The store also offers exclusive music, music videos, and other multimedia, all in the main iTunes window. iTunes 4 will be available now (along with QuickTime 6.2), and the music store will be available today. It is Mac-only now, but will be available for Windows by the end of the year.
As a compromise to help prevent piracy, you must change your playlist every 10 CD burns, and you may share the music with only three other Macs (you may modify the list of computers that the music may be shared with at any time). There was no word on the technology used to handle this DRM.

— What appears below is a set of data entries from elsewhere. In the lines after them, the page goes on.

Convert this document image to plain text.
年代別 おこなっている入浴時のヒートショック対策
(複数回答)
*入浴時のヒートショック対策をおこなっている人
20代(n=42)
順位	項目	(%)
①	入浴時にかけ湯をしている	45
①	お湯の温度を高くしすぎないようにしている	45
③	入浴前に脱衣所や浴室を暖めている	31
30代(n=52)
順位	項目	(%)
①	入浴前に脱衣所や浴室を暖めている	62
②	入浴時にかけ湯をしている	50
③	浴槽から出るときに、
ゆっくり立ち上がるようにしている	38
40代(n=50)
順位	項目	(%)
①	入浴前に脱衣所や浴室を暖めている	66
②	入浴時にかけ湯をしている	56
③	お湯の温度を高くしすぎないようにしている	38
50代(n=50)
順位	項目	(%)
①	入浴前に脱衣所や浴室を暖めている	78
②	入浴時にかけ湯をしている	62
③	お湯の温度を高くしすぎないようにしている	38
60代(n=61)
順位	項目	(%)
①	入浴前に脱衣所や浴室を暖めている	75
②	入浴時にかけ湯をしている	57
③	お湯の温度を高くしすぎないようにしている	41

The iTunes playlist sharing allows sharing of playlists, and the streaming of music from one machine to the other, though copying is not supported ("that would be verboten," Jobs added).
The new iPods will be $299 (10GB), $399 (15GB), and $499 (30GB). The dock holds the iPod upright, and has a line-out. The FireWire port is now on the bottom of the unit, and the buttons have been moved up higher, just below the screen, in a row. The improved screen features a backlight. The new units will be in Apple stores on Friday.